Castel quedó en la casa Septimus a pesar de haber devuelto todo lo que había tomado, incluso hizo trabajos forzados por haberse comido los animales de las quintas cercanas. En ese tiempo participó en la captura de un lobizón y fue realmente aterrador.

Al principio pensó que se trataría de un lobo grande, como en las películas, sin embargo al estar frente a la bestia quedó paralizado. El animal era un perro negro, muy grande y con garras ensangrentadas, pero lo más desagradable era el olor a carne descompuesta que la bestia poseía. El hedor no lo dejaba respirar, incluso hacía que sus ojos picaran. Gracias a Ángelo no murió esa noche, ya que inmovilizó al lobizón con sus telas. Fue capaz de ver a un Vega en acción y comprobó que la fama de su familia era genuina y bien merecida.

Su admiración creció hasta que, mientras comían bajo la sombra de un árbol y cuidaban a los niños, notó algo que le llamó la atención. Al ser su día libre, Ángelo no llevaba el uniforme y llevaba una camiseta roja, dejando a la vista las marcas de sus muñecas.

—¿Intentaste... suicidarte? —la pregunta salió de su boca antes de pensar. Ya era tarde y vio a Ángelo observar las cicatrices, dos líneas paralelas en sus muñecas y parte de los brazos.

—Lo pensé hace unos años... pero estando en peligro constante hace que quieras vivir —respondió con una sonrisa.

—¿Por qué? No entiendo —dijo, mostrándose un poco exasperado por alguna razón.

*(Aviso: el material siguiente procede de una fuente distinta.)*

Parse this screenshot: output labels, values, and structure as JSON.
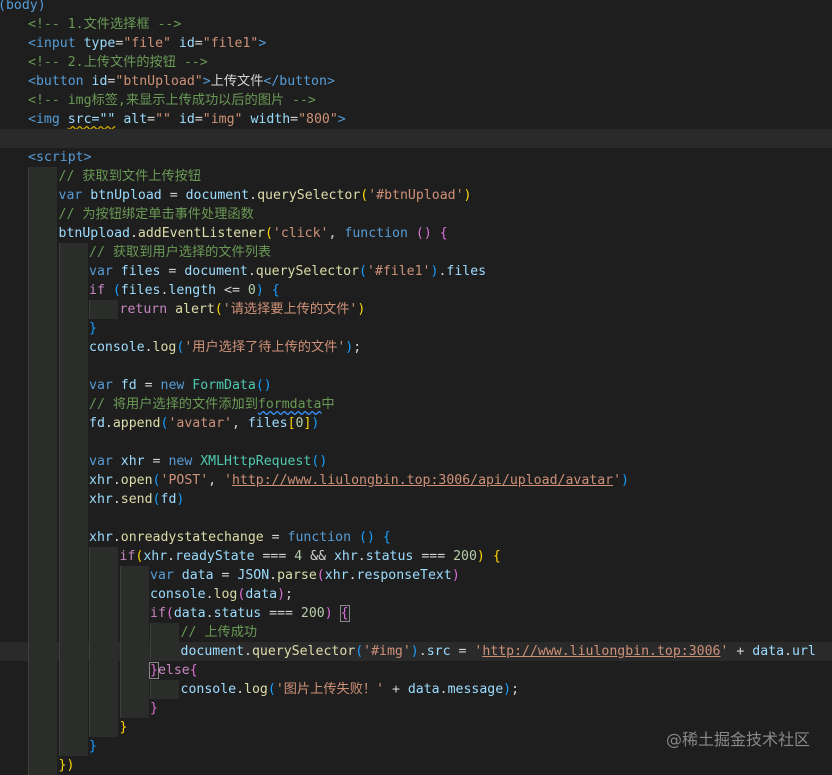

—No soy el integrante más fuerte de la familia Vega, esa es la verdad —confesó, dejando al rubio con la abierta—. De hecho, cuando me inscribí al ejército, era el más débil de mi unidad. Todos piensan que al ser un Vega automáticamente sería poderoso y hábil, yo también lo creía. Era muy difícil cumplir con las expectativas de mis maestros, las de mis compañeros y de mi familia.

Castel sólo se mantenía en silencio mientras lo escuchaba hablar. La imagen que tenía de Ángelo cambió lentamente con cada palabra. Mi caso es el contrario, mi familia no espera nada de mí, pensó.

—Por suerte tengo buenos amigos y, en realidad, nunca intenté nada contra mi vida. Al contrario, soy un poco cobarde —habló pensativo, volviendo su mirada a sus cicatrices—. Estas marcas me las hizo uno de mis maestros, también tiene habilidad de control de metal y, honestamente, yo odio pelear con otros que tengan un poder similar al mío —agregó para luego seguir comiendo como si nada.

—¡¿Que qué?! Yo mismo te vi pelear contra esa bestia —dijo Castel confundido, haciendo reír al morocho—. ¿Por qué tu maestro te cortó?

—Y no quiero hablar de eso, hablemos de ti —propuso, poniendo nervioso al muchacho rubio—. Irupé me dijo que hablaron de tus padres y que ninguno de ellos tienen poderes.

¡Mierda! ¿Qué le digo ahora? No quiero seguir mintiendo pero si descubren quién soy me regresarán a casa con mis padres, pensó Castel. Sin embargo, para su buena o mala suerte, un estruendo interrumpió con el ambiente tranquilo del campo, los animales huyeron inmediatamente y los niños se acercaron para abrazar a Vega.

—¿Qué fue eso?

—Es un trueno, tengo miedo.

—¡Ángelo! —uno de sus amigos se acercó corriendo a él—. Están atacando la casa, me llevaré a los niños a un lugar seguro con el resto.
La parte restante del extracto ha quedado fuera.